A morte de um bebê na madrugada de quinta-feira (9) levou a família a denunciar um possível caso de negligência médica durante o atendimento em um hospital de Nova Alvorada do Sul, município localizado a cerca de 102 quilômetros de Campo Grande. O caso foi registrado na Delegacia de Polícia Civil de Rio Brilhante como preservação de direito e deverá ser investigado.
De acordo com o boletim de ocorrência, a gestante, que tinha aproximadamente 33 semanas de gravidez considerada de risco, deu entrada por volta das 17h de quarta-feira (8) no hospital de Nova Alvorada do Sul já em trabalho de parto. Conforme o relato, a unidade não contaria com anestesista nem pediatra no momento do atendimento, sendo Campo Grande a referência para casos mais complexos.
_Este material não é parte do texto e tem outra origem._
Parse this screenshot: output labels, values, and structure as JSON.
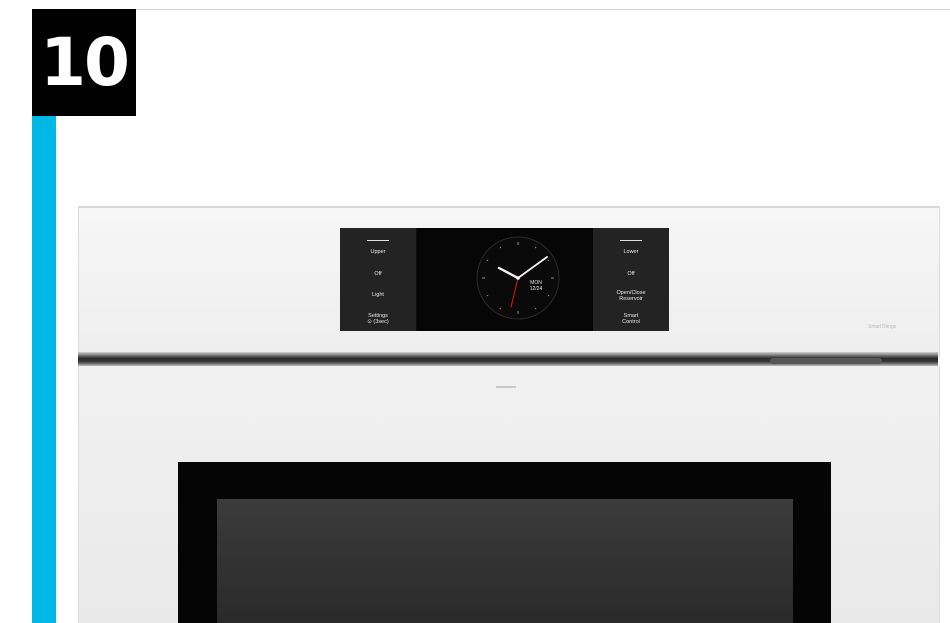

Ainda segundo o registro policial, a paciente permaneceu na unidade até por volta da meia-noite. Durante esse período, a equipe médica teria tentado realizar o parto normal, sem sucesso. No decorrer das tentativas, foram feitas diversas manobras para auxiliar o nascimento, incluindo o procedimento conhecido como Kristeller, que consiste na aplicação de pressão sobre o fundo do útero para ajudar na saída do bebê.
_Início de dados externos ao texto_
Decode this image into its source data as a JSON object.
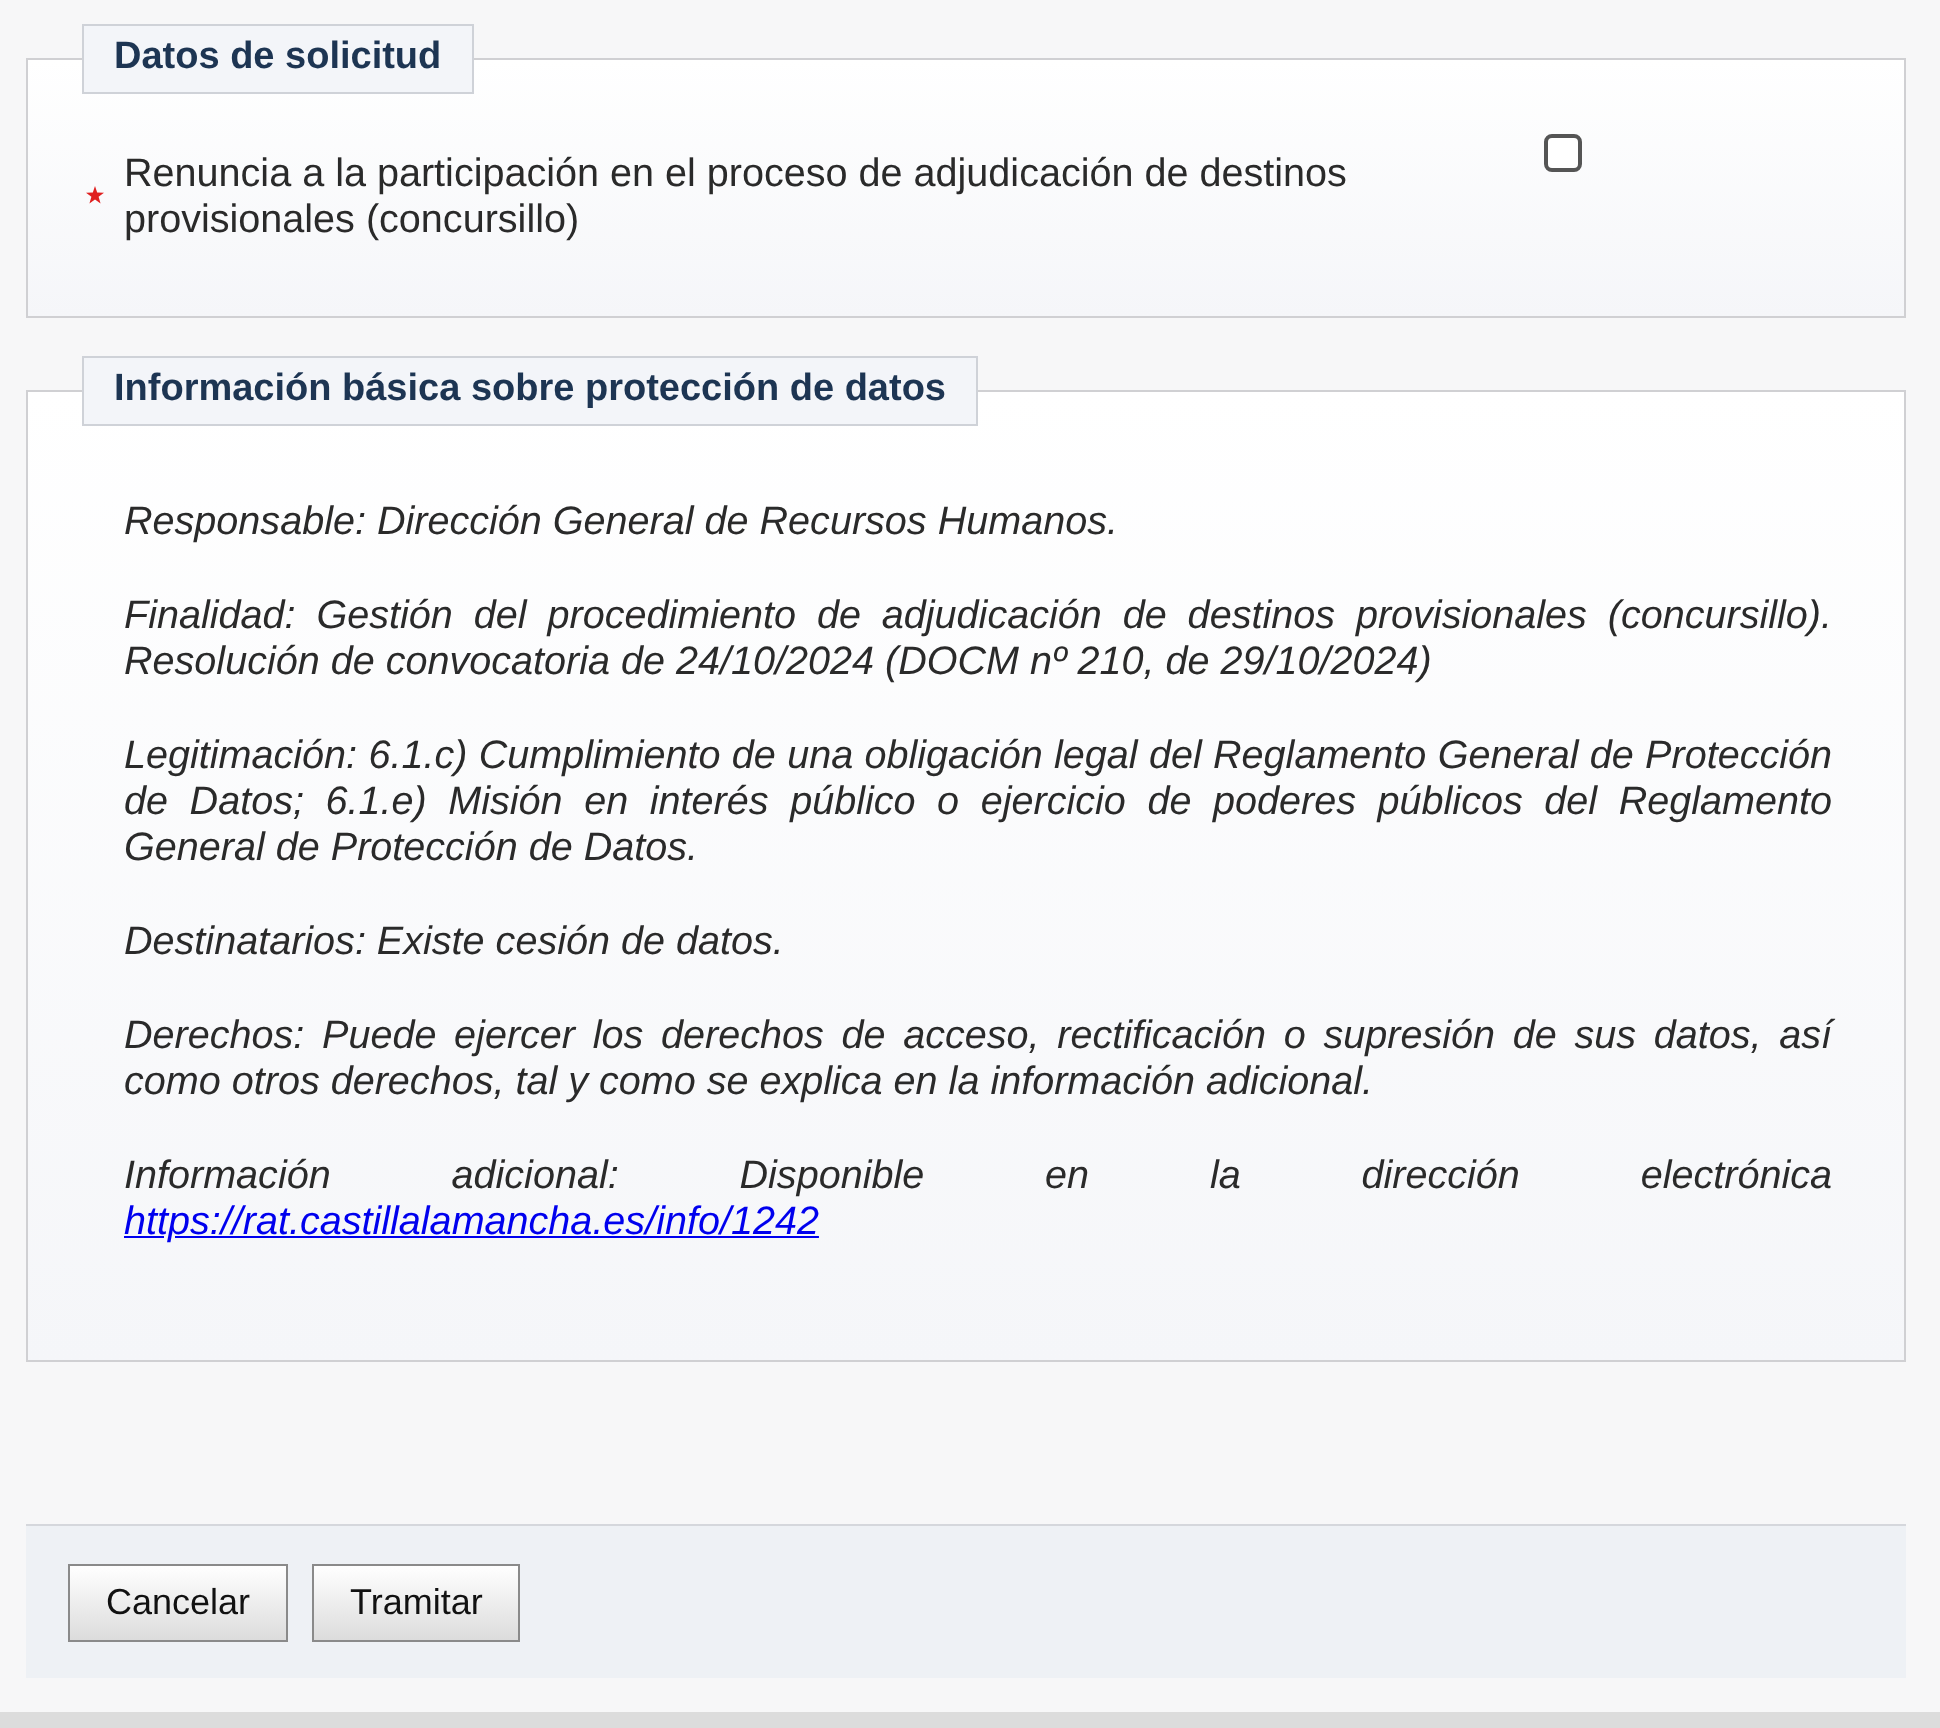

A denúncia aponta que também teria sido utilizado fórceps, instrumento médico empregado para auxiliar a retirada do feto. Conforme o relato, a gestante apresentou lesões, como edemas, hematomas e escoriações na região vaginal após os procedimentos.
Transferência para Rio Brilhante
Por volta de 0h27 de quinta-feira (9), o diretor clínico do hospital de Nova Alvorada do Sul teria entrado em contato com a unidade de Rio Brilhante informando que a paciente estava sendo encaminhada. O boletim de ocorrência relata que, apesar de a referência ser Campo Grande e não haver regulação prévia pelo sistema de saúde, a equipe chegou ao hospital de Rio Brilhante cerca de três minutos depois.
Segundo apuração, a gestante chegou em uma ambulância acompanhada por uma médica obstetra, além de uma enfermeira e uma técnica de enfermagem. A equipe teria seguido diretamente para o centro cirúrgico alegando situação de emergência.
No entanto, conforme o registro, houve divergências entre as equipes médicas devido à ausência de comunicação prévia e aos protocolos não seguidos, o que teria gerado tumulto no ambiente hospitalar.
Bebê não resistiu
O hospital de Rio Brilhante realizou o parto, mas, segundo o boletim de ocorrência, o bebê já apresentava sinais de sofrimento fetal ao nascer. A criança precisou ser entubada, mas não resistiu e morreu por volta das 4h da madrugada.
Com a morte do recém-nascido, a família registrou o caso na Polícia Civil, que deverá investigar as circunstâncias do atendimento e eventuais responsabilidades.